Question

The oxide of nitrogen which has three-electron bond in its structure is
A.\[{N_2}O\]
B.$NO$
C.${N_2}{O_3}$
D.${N_2}{O_5}$

Answer 1

Hint:For an electron to possess three electron bonds it should have bond multiplicity $1.5$ , that means the molecule should contain one unpaired electron in it. This question’s answer can be obtained by drawing its Lewis structure or by simply its structure showing the non-bonding electrons.

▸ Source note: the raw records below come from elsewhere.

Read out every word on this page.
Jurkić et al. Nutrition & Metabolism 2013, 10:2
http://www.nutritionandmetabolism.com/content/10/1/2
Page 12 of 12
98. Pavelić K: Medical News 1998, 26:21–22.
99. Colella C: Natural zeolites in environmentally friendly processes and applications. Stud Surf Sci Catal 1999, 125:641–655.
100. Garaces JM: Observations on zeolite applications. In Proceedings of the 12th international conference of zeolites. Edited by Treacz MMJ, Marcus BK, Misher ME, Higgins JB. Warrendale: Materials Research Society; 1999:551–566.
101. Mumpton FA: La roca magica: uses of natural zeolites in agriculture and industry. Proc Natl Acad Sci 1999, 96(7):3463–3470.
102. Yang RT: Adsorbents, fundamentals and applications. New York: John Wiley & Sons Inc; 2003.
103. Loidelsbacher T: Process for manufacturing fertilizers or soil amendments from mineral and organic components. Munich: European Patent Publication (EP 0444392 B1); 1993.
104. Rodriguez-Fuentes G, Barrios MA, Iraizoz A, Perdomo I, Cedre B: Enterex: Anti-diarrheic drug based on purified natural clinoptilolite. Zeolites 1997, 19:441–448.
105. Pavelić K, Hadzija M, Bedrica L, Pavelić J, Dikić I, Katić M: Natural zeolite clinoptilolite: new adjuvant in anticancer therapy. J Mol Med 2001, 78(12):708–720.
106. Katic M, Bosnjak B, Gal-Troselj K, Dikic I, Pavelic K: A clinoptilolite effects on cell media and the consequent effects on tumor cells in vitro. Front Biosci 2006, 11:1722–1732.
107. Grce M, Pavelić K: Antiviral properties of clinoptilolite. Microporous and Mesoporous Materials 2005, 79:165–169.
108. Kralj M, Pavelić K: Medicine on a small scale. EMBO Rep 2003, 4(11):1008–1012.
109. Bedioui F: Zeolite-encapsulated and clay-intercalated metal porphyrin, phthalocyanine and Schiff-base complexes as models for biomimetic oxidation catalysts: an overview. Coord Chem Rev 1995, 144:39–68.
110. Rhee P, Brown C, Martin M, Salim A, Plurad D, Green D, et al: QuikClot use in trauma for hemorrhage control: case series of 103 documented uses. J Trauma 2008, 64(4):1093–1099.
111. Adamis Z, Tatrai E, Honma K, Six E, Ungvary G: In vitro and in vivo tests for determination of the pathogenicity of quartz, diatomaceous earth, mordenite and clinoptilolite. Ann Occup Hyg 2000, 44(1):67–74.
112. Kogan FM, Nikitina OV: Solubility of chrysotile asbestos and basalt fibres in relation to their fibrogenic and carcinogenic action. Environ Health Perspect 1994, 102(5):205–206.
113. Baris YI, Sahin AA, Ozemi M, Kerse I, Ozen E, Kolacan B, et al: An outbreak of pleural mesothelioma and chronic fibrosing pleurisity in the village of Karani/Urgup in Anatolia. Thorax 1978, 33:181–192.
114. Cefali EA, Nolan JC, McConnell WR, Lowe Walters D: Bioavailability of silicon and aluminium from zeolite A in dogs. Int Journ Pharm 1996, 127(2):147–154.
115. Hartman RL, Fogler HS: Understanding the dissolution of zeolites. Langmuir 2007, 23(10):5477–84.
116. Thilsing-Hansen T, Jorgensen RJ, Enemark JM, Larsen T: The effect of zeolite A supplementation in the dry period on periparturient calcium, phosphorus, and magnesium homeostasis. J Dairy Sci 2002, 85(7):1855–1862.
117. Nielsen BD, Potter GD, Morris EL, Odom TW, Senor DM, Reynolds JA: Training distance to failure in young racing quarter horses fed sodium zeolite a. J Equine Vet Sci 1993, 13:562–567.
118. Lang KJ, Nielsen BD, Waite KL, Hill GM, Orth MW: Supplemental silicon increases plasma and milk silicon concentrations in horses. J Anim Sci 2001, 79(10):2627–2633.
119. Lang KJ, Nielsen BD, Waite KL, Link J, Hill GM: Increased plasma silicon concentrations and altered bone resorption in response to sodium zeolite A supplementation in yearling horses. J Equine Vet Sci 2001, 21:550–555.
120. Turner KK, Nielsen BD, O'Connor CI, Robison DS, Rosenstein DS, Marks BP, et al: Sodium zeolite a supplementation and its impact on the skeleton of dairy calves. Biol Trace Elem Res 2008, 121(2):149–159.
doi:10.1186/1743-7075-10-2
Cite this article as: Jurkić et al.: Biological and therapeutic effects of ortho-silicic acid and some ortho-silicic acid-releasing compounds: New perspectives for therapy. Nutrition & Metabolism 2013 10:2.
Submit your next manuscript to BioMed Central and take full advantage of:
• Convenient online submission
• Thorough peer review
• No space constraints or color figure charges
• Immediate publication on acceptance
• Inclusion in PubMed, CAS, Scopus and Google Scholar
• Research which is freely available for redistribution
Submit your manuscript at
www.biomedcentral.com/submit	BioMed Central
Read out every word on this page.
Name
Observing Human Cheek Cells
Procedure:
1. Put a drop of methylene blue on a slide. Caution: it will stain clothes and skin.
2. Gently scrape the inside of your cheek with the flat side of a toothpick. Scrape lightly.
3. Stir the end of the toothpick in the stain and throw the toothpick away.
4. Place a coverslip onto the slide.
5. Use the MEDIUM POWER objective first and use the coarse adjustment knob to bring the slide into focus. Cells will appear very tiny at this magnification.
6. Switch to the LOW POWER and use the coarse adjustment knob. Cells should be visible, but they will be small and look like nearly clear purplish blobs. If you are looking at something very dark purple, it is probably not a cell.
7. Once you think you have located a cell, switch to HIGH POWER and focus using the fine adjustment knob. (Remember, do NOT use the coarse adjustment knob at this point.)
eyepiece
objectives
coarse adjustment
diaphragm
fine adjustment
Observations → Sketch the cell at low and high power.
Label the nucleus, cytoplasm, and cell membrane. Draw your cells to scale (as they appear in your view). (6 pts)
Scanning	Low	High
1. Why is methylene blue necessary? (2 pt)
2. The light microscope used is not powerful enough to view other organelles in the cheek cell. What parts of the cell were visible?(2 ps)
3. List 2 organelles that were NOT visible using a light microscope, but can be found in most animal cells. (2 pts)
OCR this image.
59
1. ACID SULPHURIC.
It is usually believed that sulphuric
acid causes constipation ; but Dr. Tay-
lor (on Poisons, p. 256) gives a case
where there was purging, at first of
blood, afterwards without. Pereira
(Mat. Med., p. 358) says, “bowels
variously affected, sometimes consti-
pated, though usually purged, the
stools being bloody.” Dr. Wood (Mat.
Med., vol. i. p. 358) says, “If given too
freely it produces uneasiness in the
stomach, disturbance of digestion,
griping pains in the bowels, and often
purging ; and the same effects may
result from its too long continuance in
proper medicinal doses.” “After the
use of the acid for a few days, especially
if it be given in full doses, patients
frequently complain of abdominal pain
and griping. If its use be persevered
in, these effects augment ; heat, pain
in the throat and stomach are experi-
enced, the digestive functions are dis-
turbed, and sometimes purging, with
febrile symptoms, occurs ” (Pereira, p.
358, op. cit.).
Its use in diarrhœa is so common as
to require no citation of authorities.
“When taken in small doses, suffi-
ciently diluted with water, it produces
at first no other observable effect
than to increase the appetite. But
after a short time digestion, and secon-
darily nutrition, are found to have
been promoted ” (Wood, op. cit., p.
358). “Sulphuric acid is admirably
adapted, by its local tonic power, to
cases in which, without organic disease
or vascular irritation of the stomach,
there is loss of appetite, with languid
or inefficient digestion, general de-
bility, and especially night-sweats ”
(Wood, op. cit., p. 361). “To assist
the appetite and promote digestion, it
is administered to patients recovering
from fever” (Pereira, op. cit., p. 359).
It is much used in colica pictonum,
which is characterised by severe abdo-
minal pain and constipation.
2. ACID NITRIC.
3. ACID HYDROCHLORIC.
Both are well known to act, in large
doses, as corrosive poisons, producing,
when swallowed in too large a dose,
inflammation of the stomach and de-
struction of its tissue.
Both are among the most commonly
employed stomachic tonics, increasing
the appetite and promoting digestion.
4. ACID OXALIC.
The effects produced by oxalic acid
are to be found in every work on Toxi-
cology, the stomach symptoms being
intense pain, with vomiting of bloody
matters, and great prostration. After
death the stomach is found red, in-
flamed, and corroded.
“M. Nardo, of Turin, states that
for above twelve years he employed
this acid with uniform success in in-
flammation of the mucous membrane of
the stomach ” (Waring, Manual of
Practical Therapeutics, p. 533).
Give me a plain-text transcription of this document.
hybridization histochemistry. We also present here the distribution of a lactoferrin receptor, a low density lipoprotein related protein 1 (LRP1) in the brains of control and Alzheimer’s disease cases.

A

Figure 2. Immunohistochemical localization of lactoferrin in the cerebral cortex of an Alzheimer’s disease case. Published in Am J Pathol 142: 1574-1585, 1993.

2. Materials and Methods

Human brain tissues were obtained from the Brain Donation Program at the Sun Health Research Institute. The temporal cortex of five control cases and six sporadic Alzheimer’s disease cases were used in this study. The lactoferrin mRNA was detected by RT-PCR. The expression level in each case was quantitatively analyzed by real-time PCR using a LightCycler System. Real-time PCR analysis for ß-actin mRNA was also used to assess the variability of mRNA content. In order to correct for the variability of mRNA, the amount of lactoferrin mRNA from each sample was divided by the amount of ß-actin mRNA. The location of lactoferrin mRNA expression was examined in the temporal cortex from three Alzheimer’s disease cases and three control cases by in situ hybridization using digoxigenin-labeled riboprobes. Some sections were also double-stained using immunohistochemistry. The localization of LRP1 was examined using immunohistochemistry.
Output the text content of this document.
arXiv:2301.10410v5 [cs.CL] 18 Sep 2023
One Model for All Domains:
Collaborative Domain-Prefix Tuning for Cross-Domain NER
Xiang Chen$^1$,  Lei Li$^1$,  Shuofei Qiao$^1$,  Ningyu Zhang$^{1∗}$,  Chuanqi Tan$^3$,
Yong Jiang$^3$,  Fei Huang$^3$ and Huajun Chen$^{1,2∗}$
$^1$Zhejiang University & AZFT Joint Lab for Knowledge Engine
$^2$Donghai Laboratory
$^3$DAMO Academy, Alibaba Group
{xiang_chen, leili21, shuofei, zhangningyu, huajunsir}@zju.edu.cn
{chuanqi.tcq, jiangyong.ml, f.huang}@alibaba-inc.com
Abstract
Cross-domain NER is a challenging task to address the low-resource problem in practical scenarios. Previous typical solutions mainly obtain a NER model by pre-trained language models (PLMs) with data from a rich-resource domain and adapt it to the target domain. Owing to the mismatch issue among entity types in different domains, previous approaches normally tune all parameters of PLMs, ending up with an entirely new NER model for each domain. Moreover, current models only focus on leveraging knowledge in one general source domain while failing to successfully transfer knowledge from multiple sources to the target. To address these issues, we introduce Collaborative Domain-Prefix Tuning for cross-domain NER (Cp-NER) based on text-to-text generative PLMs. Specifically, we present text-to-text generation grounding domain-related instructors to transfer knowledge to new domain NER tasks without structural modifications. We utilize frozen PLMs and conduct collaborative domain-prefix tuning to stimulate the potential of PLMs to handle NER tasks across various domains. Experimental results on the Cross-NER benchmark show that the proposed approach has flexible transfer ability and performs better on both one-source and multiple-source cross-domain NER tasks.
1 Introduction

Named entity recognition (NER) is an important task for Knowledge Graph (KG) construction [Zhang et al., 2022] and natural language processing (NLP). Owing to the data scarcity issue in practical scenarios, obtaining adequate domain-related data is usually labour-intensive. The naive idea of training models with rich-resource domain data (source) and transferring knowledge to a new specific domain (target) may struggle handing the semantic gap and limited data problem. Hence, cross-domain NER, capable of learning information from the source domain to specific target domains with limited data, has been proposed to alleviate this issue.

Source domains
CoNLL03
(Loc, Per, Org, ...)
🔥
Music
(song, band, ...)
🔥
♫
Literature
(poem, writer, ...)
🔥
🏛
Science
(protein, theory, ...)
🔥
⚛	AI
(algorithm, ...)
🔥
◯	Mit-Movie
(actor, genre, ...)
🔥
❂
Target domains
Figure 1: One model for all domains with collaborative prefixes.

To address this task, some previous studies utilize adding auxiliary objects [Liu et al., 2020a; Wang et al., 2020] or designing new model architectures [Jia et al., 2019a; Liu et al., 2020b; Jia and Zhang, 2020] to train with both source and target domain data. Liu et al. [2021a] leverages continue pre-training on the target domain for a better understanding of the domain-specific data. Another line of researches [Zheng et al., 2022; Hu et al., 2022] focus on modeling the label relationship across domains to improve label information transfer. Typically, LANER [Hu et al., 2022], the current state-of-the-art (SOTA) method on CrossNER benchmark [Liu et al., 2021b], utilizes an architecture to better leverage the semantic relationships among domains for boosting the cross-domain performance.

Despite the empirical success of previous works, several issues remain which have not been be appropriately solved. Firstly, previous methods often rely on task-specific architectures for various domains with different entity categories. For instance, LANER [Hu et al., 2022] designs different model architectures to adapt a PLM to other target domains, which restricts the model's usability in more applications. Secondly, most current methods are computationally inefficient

Complete step by step answer:
Let us first learn about the different oxides of nitrogen;
Nitrogen oxides are a combination of nitrogen and oxygen-composed gases. There are many oxides of nitrogen among which nitric oxide $\,(NO)\,$ is the most toxic one.
Now, let us understand a three-electron bond;
Three- electron bond is a virtual assumption which says that a bond is formed by three electrons with its relative spins. For a molecule to possess three electron- bond its multiplicity should be $1.5$.
Let’s now analyze the structure of each element given in the options;
A.${N_2}O$

No unpaired electrons are there in this structure to form a three – electron bond since octet is complete for every nitrogen and oxygen atom in this structure.
B.$NO$

Here one unpaired electron is there. So, in this structure, the nitrogen possesses only seven electrons and the octet is not completed. So, the one oxygen will donate its one electron to form a three- electron bond (means one single bond has three electrons) which makes the octet of nitrogen complete.
So, this is our correct answer to this question.
C.$\,{N_2}{O_3}\,$

In the structure of \[{N_2}{O_3}\] there is one single bond between two $N$ atom and one single bond between $N$ and $O$ atom, and two double bonds are there in between $N$ and $O$ atom. So there are no unpaired electrons and the nitrogen and oxygen atom’s octet is complete so no three- electron bond formation occurs.
D.$\,{N_2}{O_5}\,$

In ${N_2}{O_5}$ there are four $N - O$ single bonds and two $N = O$ double bonds. And no unpaired electrons and so the octet of nitrogen is complete and hence, no formation of three- electron bond.
So, the correct answer to this question is option B that is $NO$ .

Additional information:
Multiplicity is the number of possible orientations of spin in an energy level or the number of electron pairs in the region when two atoms bonded together. Each electron possesses a spin multiplicity$ + \dfrac{1}{2}$ or $ - \dfrac{1}{2}$ .
Three electron bonds deviate from Pauli’s exclusion principle which says that one orbital can only have two electrons maximum. So, it is just only an assumption for the octet completion.

Note: Note that here the multiplicity means that when nitrogen is bonded to oxygen with $3$ bonds, one bond can be formed by two electrons from oxygen and one electron from nitrogen so there will be three spins possible in a single bond, it is only a virtual assumption.